2. La satire de l’Europe
2.1. Un système social inégalitaire

 « un tel seul achètera tout le bois »
 « cet homme tant riche » ; « tout le bien qu’il laisse »
 notion d’héritage et de droit inconnue des sauvages, qui est (selon Rousseau que ce texte préfigure) à l’origine des inégalités entre les hommes : « À ses enfants, s’il en a, et à défaut d’iceux à ses frères, sœurs et plus prochains parents ».
 « tant travaillez » : sens étymologique de la torture, sens inconnu des Tupis.
2.2. Le thème des vanités.
 « Arabotan » = bois du Brésil : le nom du bois de braise (rouge) devient celui donné au pays par les Européens (on retrouve cela au Cameroun par exemple). Cette antonomase souligne l’obsession des richesses matérielles des Européens.
 « frises et de draps rouges » / « couteaux, ciseaux, miroirs et autres marchandises » : énumération révélatrice des vanités (cf. le tableau Les Ambassadeurs de Hans Holbein le Jeune.) De plus, cette énumération est coupée par l’incise qui sépare les produits de l’agriculture, que connaissent aussi les Tupis (« cordons de coton ») de ceux de la métallurgie, qu’ils ignorent (c’est ce que dénoncera Jean-Jacques Rousseau [1]) Une élève m’a dit qu’elle avait opposé les objets doux (coton) des sauvages avec les objets durs des Européens. Bonne idée qui revient au même !
 « ne meurt-il point ? » : même rôle que le crâne dans les vanités. Que reste-t-il des richesses amassées après la mort ?

3. L’éloge du sauvage
3.1. La proximité avec la nature

 « quérir du bois pour vous chauffer » ≠ « lequel nous ne brûlions pas comme il pensait » : dévoiement de la nature
 « cordons de coton, plumages et autres choses » : objets rudimentaires, tirés par chacun de la nature, absence de commerce et d’industrie
 « La terre qui vous a nourris n’est-elle pas aussi suffisante pour les nourrir ? » : temps cyclique, qui s’oppose au temps linéaire des Européens (progrès avec ses corollaires, guerres, conquêtes)
 parenté collective : pas de « je » chez le sauvage : « nous avons […] des parents et des enfants, lesquels, comme tu vois, nous aimons et chérissons » (+ le rythme binaire, qui souligne le naturel de cette affection distributive, qui s’applique collectivement, et non d’un parent à son enfant).
3.1. Les noms qui opposent Français et sauvages
 relevé significatif des déterminants, adjectifs possessifs ou articles, qui montrent le parti pris de Léry pour les sauvages : nos tupis / mon sauvage / mon vieillard ≠ « un pauvre sauvage américain » : la leçon est terminée, il donne « son » sauvage comme un indéfini, modèle de son peuple. ≠ « les Français » ; « les nôtres » ; « grands fols »
 « Mairs » = Français : jeu de mots avec « mer » à la ligne suivante, ce qui s’oppose à la parenté étymologique de « sauvage » avec la « selva » latine, la forêt.
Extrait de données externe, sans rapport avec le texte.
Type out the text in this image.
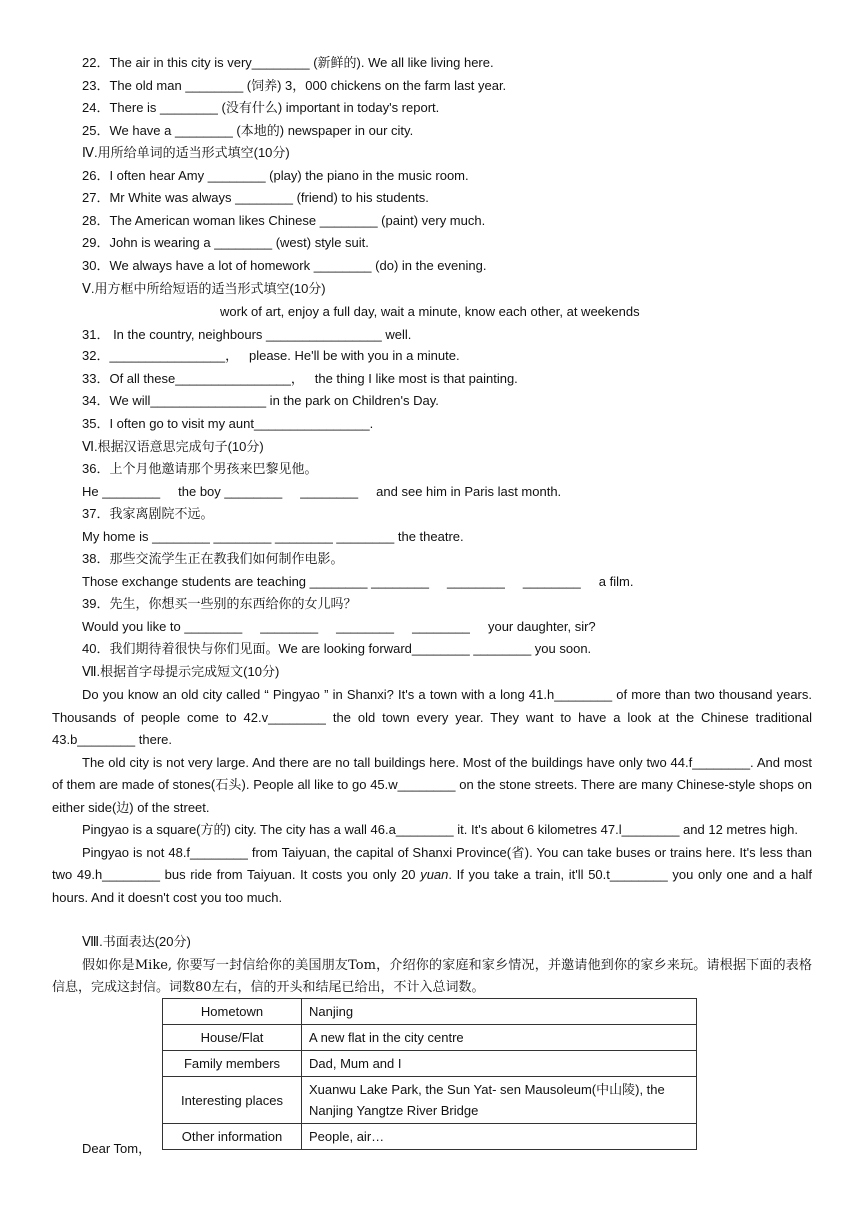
22．The air in this city is very________ (新鲜的). We all like living here.
23．The old man ________ (饲养) 3，000 chickens on the farm last year.
24．There is ________ (没有什么) important in today's report.
25．We have a ________ (本地的) newspaper in our city.
Ⅳ.用所给单词的适当形式填空(10分)
26．I often hear Amy ________ (play) the piano in the music room.
27．Mr White was always ________ (friend) to his students.
28．The American woman likes Chinese ________ (paint) very much.
29．John is wearing a ________ (west) style suit.
30．We always have a lot of homework ________ (do) in the evening.
Ⅴ.用方框中所给短语的适当形式填空(10分)
work of art, enjoy a full day, wait a minute, know each other, at weekends
31． In the country, neighbours ________________ well.
32．________________，   please. He'll be with you in a minute.
33．Of all these________________，   the thing I like most is that painting.
34．We will________________ in the park on Children's Day.
35．I often go to visit my aunt________________.
Ⅵ.根据汉语意思完成句子(10分)
36．上个月他邀请那个男孩来巴黎见他。
He ________     the boy ________     ________     and see him in Paris last month.
37．我家离剧院不远。
My home is ________ ________ ________ ________ the theatre.
38．那些交流学生正在教我们如何制作电影。
Those exchange students are teaching ________ ________     ________     ________     a film.
39．先生，你想买一些别的东西给你的女儿吗？
Would you like to ________     ________     ________     ________     your daughter, sir?
40．我们期待着很快与你们见面。We are looking forward________ ________ you soon.
Ⅶ.根据首字母提示完成短文(10分)

Do you know an old city called “ Pingyao ” in Shanxi? It's a town with a long 41.h________ of more than two thousand years. Thousands of people come to 42.v________ the old town every year. They want to have a look at the Chinese traditional 43.b________ there.

The old city is not very large. And there are no tall buildings here. Most of the buildings have only two 44.f________. And most of them are made of stones(石头). People all like to go 45.w________ on the stone streets. There are many Chinese-style shops on either side(边) of the street.

Pingyao is a square(方的) city. The city has a wall 46.a________ it. It's about 6 kilometres 47.l________ and 12 metres high.

Pingyao is not 48.f________ from Taiyuan, the capital of Shanxi Province(省). You can take buses or trains here. It's less than two 49.h________ bus ride from Taiyuan. It costs you only 20 yuan. If you take a train, it'll 50.t________ you only one and a half hours. And it doesn't cost you too much.

Ⅷ.书面表达(20分)

假如你是Mike, 你要写一封信给你的美国朋友Tom，介绍你的家庭和家乡情况，并邀请他到你的家乡来玩。请根据下面的表格信息，完成这封信。词数80左右，信的开头和结尾已给出，不计入总词数。

Hometown	Nanjing
House/Flat	A new flat in the city centre
Family members	Dad, Mum and I
Interesting places	Xuanwu Lake Park, the Sun Yat- sen Mausoleum(中山陵), the Nanjing Yangtze River Bridge
Other information	People, air…
Dear Tom，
Proximité avec la nature du « sauvage » ≠ maîtrise d’une nature extérieure du Français

Conclusion

Nous avons vu comment, loin d’être un simple récit de voyage, le texte de Jean de Léry emprunte à tous les genres, du conte et du théâtre à l’argumentation, pour faire la satire de l’Europe et évoquer le thème traditionnel de la vanité, de façon à aboutir à un éloge du sauvage en symétrie avec un rejet de l’image que les Européens ont donnée d’eux-mêmes par les guerres de religion et la colonisation naissante. Dans son origine, nous pouvons constater que la Renaissance contient le pire, mais aussi le meilleur, la tradition de l’humanisme, qui se transmettra, de Léry à Montaigne, à Rousseau ou à Lévi-Strauss.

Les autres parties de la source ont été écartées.